Młodzi ludzie traktują dopalacze jako środki zastępcze wobec narkotyków.
– Są łatwiej dostępne i tańsze. Poza tym, zgodnie z prawem część z nich wciąż jest legalna, przynajmniej dopóki nie trafią do oficjalnych rejestrów – tłumaczy Piotr Jabłoński z Krajowego Biura ds. Przeciwdziałania Narkomanii.
Jak twierdzi Jabłoński, cała Europa próbuje wdrożyć mechanizmy, żeby zapobiec rozpowszechnianiu dopalaczy, ale nie jest to proste, bo z roku na rok pojawiają się nowe substancje. – Jeszcze kilka lat temu na rynek europejski trafiała jedna lub dwie takie substancje (rocznie - red.). W ubiegłym roku było ich nawet osiemdziesiąt – mówi Jabłoński.
Nie tylko zakazy
Same zakazy nie załatwią sprawy - podkreśla Jabłoński i zwraca uwagę na to, jak ważna jest edukacja, zarówno tych, którzy sięgają po dopalacze jak i tych, którzy je sprzedają.
- Jeśli mimo wszystko ktoś się decyduje na używanie dopalaczy to powinien to robić świadomie i pozwolić sobie pomóc. Np. nie zażywać tych substancji samodzielnie tylko w czyjejś obecności. Ważne jest, żeby nie wyrzucać opakowań, bo w razie zatrucia lekarz będzie mógł szybciej i skuteczniej zareagować – przekonuje Jabłoński. - Jak nie pomagają zakazy, to niech to chociaż robią świadomie - dodaje.
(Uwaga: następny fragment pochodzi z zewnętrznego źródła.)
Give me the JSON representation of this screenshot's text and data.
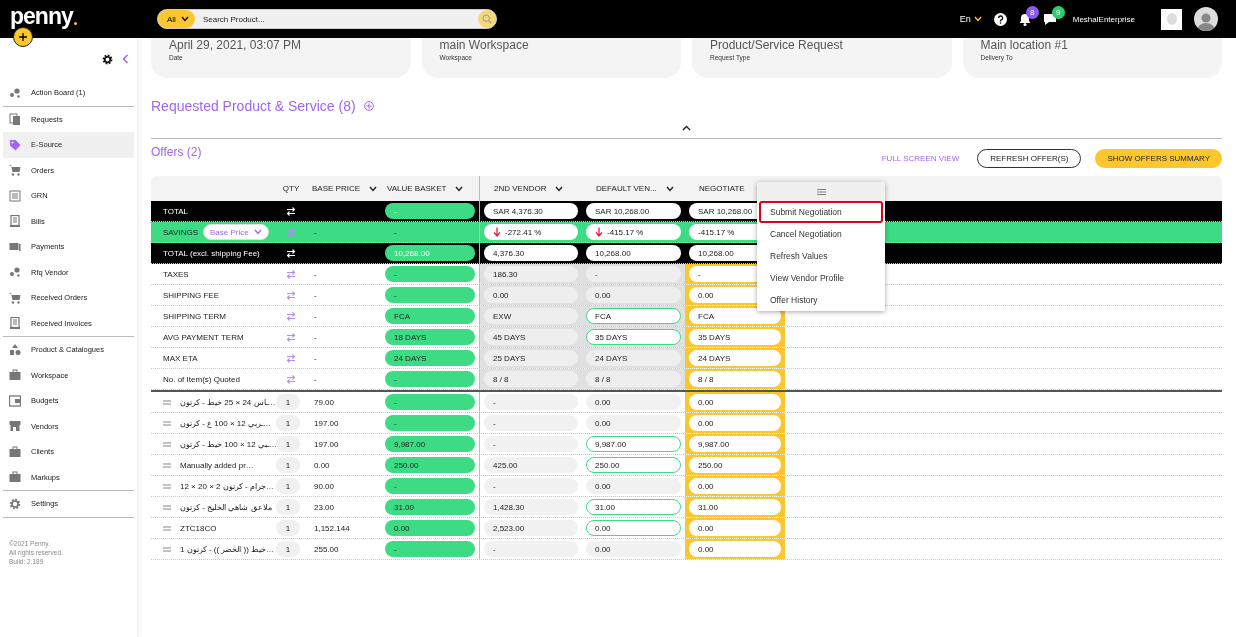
{
  "topbar": {
    "logo": "penny",
    "search_scope": "All",
    "search_placeholder": "Search Product...",
    "language": "En",
    "notifications_count": "8",
    "messages_count": "9",
    "account_name": "MeshalEnterprise"
  },
  "sidebar": {
    "groups": [
      [
        {
          "label": "Action Board (1)",
          "selected": false
        }
      ],
      [
        {
          "label": "Requests",
          "selected": false
        },
        {
          "label": "E-Source",
          "selected": true
        },
        {
          "label": "Orders",
          "selected": false
        },
        {
          "label": "GRN",
          "selected": false
        },
        {
          "label": "Bills",
          "selected": false
        },
        {
          "label": "Payments",
          "selected": false
        },
        {
          "label": "Rfq Vendor",
          "selected": false
        },
        {
          "label": "Received Orders",
          "selected": false
        },
        {
          "label": "Received Invoices",
          "selected": false
        }
      ],
      [
        {
          "label": "Product & Catalogues",
          "selected": false
        },
        {
          "label": "Workspace",
          "selected": false
        },
        {
          "label": "Budgets",
          "selected": false
        },
        {
          "label": "Vendors",
          "selected": false
        },
        {
          "label": "Clients",
          "selected": false
        },
        {
          "label": "Markups",
          "selected": false
        }
      ],
      [
        {
          "label": "Settings",
          "selected": false
        }
      ]
    ],
    "footer": [
      "©2021 Penny.",
      "All rights reserved.",
      "Build: 2.189"
    ]
  },
  "summary": [
    {
      "label": "Date",
      "value": "April 29, 2021, 03:07 PM"
    },
    {
      "label": "Workspace",
      "value": "main Workspace"
    },
    {
      "label": "Request Type",
      "value": "Product/Service Request"
    },
    {
      "label": "Delivery To",
      "value": "Main location #1"
    }
  ],
  "requested_section": {
    "title": "Requested Product & Service (8)"
  },
  "offers": {
    "title": "Offers (2)",
    "actions": [
      {
        "label": "FULL SCREEN VIEW",
        "kind": "link"
      },
      {
        "label": "REFRESH OFFER(S)",
        "kind": "outline"
      },
      {
        "label": "SHOW OFFERS SUMMARY",
        "kind": "primary"
      }
    ]
  },
  "table": {
    "columns": [
      {
        "label": "QTY",
        "dropdown": false
      },
      {
        "label": "BASE PRICE",
        "dropdown": true
      },
      {
        "label": "VALUE BASKET",
        "dropdown": true
      },
      {
        "label": "2ND VENDOR",
        "dropdown": true
      },
      {
        "label": "DEFAULT VEN...",
        "dropdown": true
      },
      {
        "label": "NEGOTIATE",
        "dropdown": false
      }
    ],
    "summary_rows": [
      {
        "kind": "total",
        "label": "TOTAL",
        "value_basket": "-",
        "vendor2": {
          "value": "SAR 4,376.30",
          "best": false
        },
        "default_vendor": {
          "value": "SAR 10,268.00",
          "best": false
        },
        "negotiate": "SAR 10,268.00"
      },
      {
        "kind": "savings",
        "label": "SAVINGS",
        "basis": "Base Price",
        "base_price": "-",
        "value_basket": "-",
        "vendor2": {
          "value": "-272.41 %",
          "best": false,
          "trend_down": true
        },
        "default_vendor": {
          "value": "-415.17 %",
          "best": false,
          "trend_down": true
        },
        "negotiate": "-415.17 %"
      },
      {
        "kind": "total",
        "label": "TOTAL (excl. shipping Fee)",
        "value_basket": "10,268.00",
        "vendor2": {
          "value": "4,376.30",
          "best": false
        },
        "default_vendor": {
          "value": "10,268.00",
          "best": false
        },
        "negotiate": "10,268.00"
      },
      {
        "kind": "metric",
        "label": "TAXES",
        "base_price": "-",
        "value_basket": "-",
        "vendor2": {
          "value": "186.30",
          "best": false
        },
        "default_vendor": {
          "value": "-",
          "best": false
        },
        "negotiate": "-"
      },
      {
        "kind": "metric",
        "label": "SHIPPING FEE",
        "base_price": "-",
        "value_basket": "-",
        "vendor2": {
          "value": "0.00",
          "best": false
        },
        "default_vendor": {
          "value": "0.00",
          "best": false
        },
        "negotiate": "0.00"
      },
      {
        "kind": "metric",
        "label": "SHIPPING TERM",
        "base_price": "-",
        "value_basket": "FCA",
        "vendor2": {
          "value": "EXW",
          "best": false
        },
        "default_vendor": {
          "value": "FCA",
          "best": true
        },
        "negotiate": "FCA"
      },
      {
        "kind": "metric",
        "label": "AVG PAYMENT TERM",
        "base_price": "-",
        "value_basket": "18 DAYS",
        "vendor2": {
          "value": "45 DAYS",
          "best": false
        },
        "default_vendor": {
          "value": "35 DAYS",
          "best": true
        },
        "negotiate": "35 DAYS"
      },
      {
        "kind": "metric",
        "label": "MAX ETA",
        "base_price": "-",
        "value_basket": "24 DAYS",
        "vendor2": {
          "value": "25 DAYS",
          "best": false
        },
        "default_vendor": {
          "value": "24 DAYS",
          "best": false
        },
        "negotiate": "24 DAYS"
      },
      {
        "kind": "metric",
        "label": "No. of Item(s) Quoted",
        "base_price": "-",
        "value_basket": "-",
        "vendor2": {
          "value": "8 / 8",
          "best": false
        },
        "default_vendor": {
          "value": "8 / 8",
          "best": false
        },
        "negotiate": "8 / 8"
      }
    ],
    "item_rows": [
      {
        "name": "ـاس 24 × 25 خيط - كرتون…",
        "qty": "1",
        "base_price": "79.00",
        "value_basket": "-",
        "vendor2": {
          "value": "-",
          "best": false
        },
        "default_vendor": {
          "value": "0.00",
          "best": false
        },
        "negotiate": "0.00"
      },
      {
        "name": "ـربي 12 × 100 ع - كرتون…",
        "qty": "1",
        "base_price": "197.00",
        "value_basket": "-",
        "vendor2": {
          "value": "-",
          "best": false
        },
        "default_vendor": {
          "value": "0.00",
          "best": false
        },
        "negotiate": "0.00"
      },
      {
        "name": "ـبي 12 × 100 خيط - كرتون…",
        "qty": "1",
        "base_price": "197.00",
        "value_basket": "9,987.00",
        "vendor2": {
          "value": "-",
          "best": false
        },
        "default_vendor": {
          "value": "9,987.00",
          "best": true
        },
        "negotiate": "9,987.00"
      },
      {
        "name": "Manually added pr…",
        "qty": "1",
        "base_price": "0.00",
        "value_basket": "250.00",
        "vendor2": {
          "value": "425.00",
          "best": false
        },
        "default_vendor": {
          "value": "250.00",
          "best": true
        },
        "negotiate": "250.00"
      },
      {
        "name": "12 × 20 × 2 جرام - كرتون…",
        "qty": "1",
        "base_price": "90.00",
        "value_basket": "-",
        "vendor2": {
          "value": "-",
          "best": false
        },
        "default_vendor": {
          "value": "0.00",
          "best": false
        },
        "negotiate": "0.00"
      },
      {
        "name": "ملاعق شاهي الخليج - كرتون",
        "qty": "1",
        "base_price": "23.00",
        "value_basket": "31.00",
        "vendor2": {
          "value": "1,428.30",
          "best": false
        },
        "default_vendor": {
          "value": "31.00",
          "best": true
        },
        "negotiate": "31.00"
      },
      {
        "name": "ZTC18CO",
        "qty": "1",
        "base_price": "1,152.144",
        "value_basket": "0.00",
        "vendor2": {
          "value": "2,523.00",
          "best": false
        },
        "default_vendor": {
          "value": "0.00",
          "best": true
        },
        "negotiate": "0.00"
      },
      {
        "name": "1 خيط (( الخضر )) - كرتون…",
        "qty": "1",
        "base_price": "255.00",
        "value_basket": "-",
        "vendor2": {
          "value": "-",
          "best": false
        },
        "default_vendor": {
          "value": "0.00",
          "best": false
        },
        "negotiate": "0.00"
      }
    ]
  },
  "menu": {
    "items": [
      {
        "label": "Submit Negotiation",
        "selected": true
      },
      {
        "label": "Cancel Negotiation",
        "selected": false
      },
      {
        "label": "Refresh Values",
        "selected": false
      },
      {
        "label": "View Vendor Profile",
        "selected": false
      },
      {
        "label": "Offer History",
        "selected": false
      }
    ]
  }
}
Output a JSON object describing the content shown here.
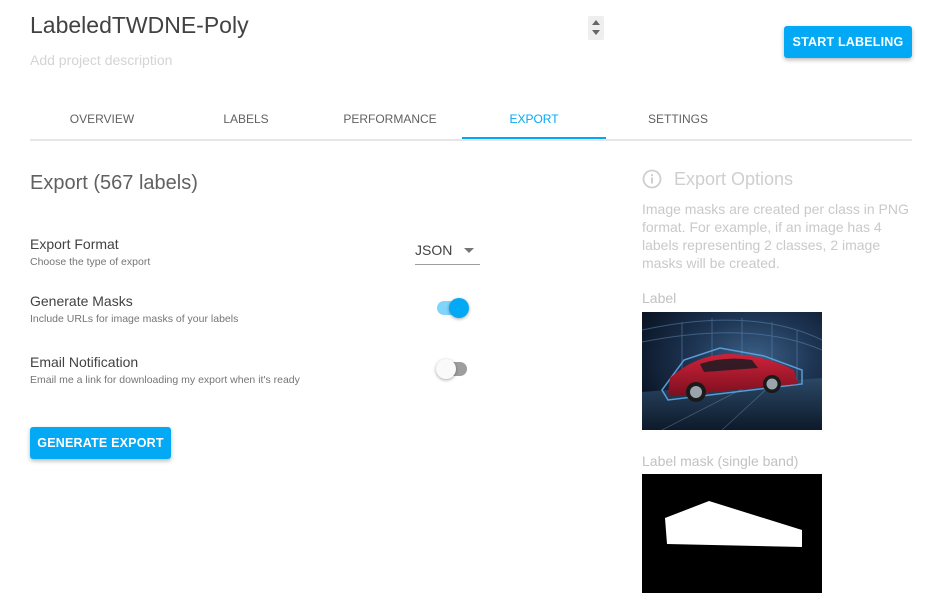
{
  "project": {
    "title": "LabeledTWDNE-Poly",
    "description_placeholder": "Add project description"
  },
  "header": {
    "start_label": "START LABELING"
  },
  "tabs": [
    {
      "label": "OVERVIEW",
      "active": false
    },
    {
      "label": "LABELS",
      "active": false
    },
    {
      "label": "PERFORMANCE",
      "active": false
    },
    {
      "label": "EXPORT",
      "active": true
    },
    {
      "label": "SETTINGS",
      "active": false
    }
  ],
  "export": {
    "heading": "Export (567 labels)",
    "format": {
      "title": "Export Format",
      "subtitle": "Choose the type of export",
      "value": "JSON"
    },
    "masks": {
      "title": "Generate Masks",
      "subtitle": "Include URLs for image masks of your labels",
      "enabled": true
    },
    "email": {
      "title": "Email Notification",
      "subtitle": "Email me a link for downloading my export when it's ready",
      "enabled": false
    },
    "generate_label": "GENERATE EXPORT"
  },
  "options": {
    "icon": "info-icon",
    "title": "Export Options",
    "description": "Image masks are created per class in PNG format. For example, if an image has 4 labels representing 2 classes, 2 image masks will be created.",
    "label_caption": "Label",
    "mask_caption": "Label mask (single band)"
  },
  "colors": {
    "accent": "#03a9f4",
    "toggle_track_on": "#81d4fa",
    "muted_text": "#c9c9c9"
  }
}
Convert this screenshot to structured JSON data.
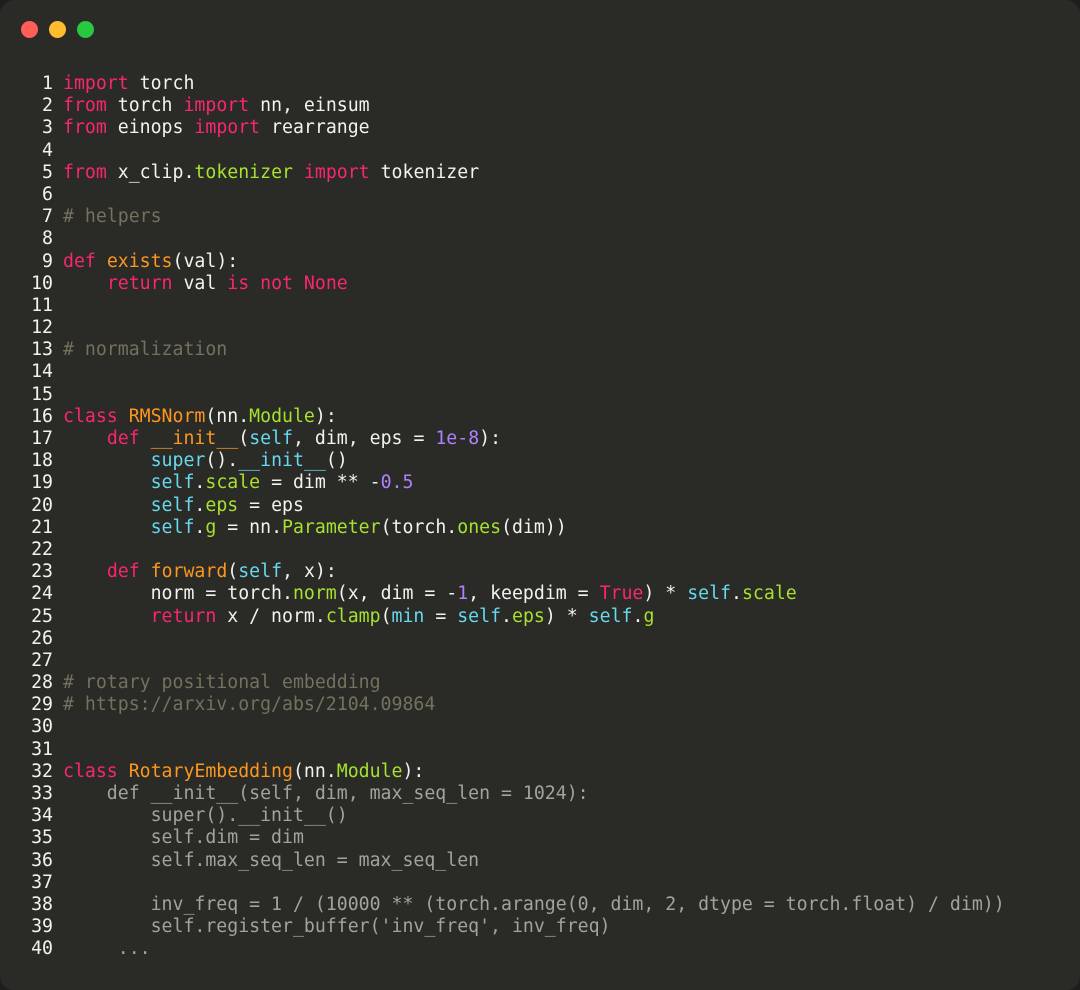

"Średni europejski poziom"
Jeszcze w 2008 roku Polska była w europejskiej czołówce pod względem sprzedaży dopalaczy. Statystycznie gorzej było tylko w Wielkiej Brytanii. – Teraz utrzymujemy się na średnim europejskim poziomie. Udało nam się zahamować to zjawisko, ale to jeszcze nie jest sukces. Trzeba dalej inwestować w edukację i zdrowie publiczne – komentuje Jabłoński.
Dopalacze – to proste
Adam Kasprzyk, reporter TVN 24, dotarł do dziewczyny, która walczy z uzależnieniem od dopalaczy. Przyznaje ona, że dostęp do tych środków jest bardzo łatwy, a cena zachęcająca.
– Dalej można kupić dopalacze w sklepach typu „Wszystko po 3 złote”. Poza tym nie brakuje ofert w internecie – opowiada dziewczyna i dodaje, że dopalacze działają krócej niż np. amfetamina, ale za to intensywniej.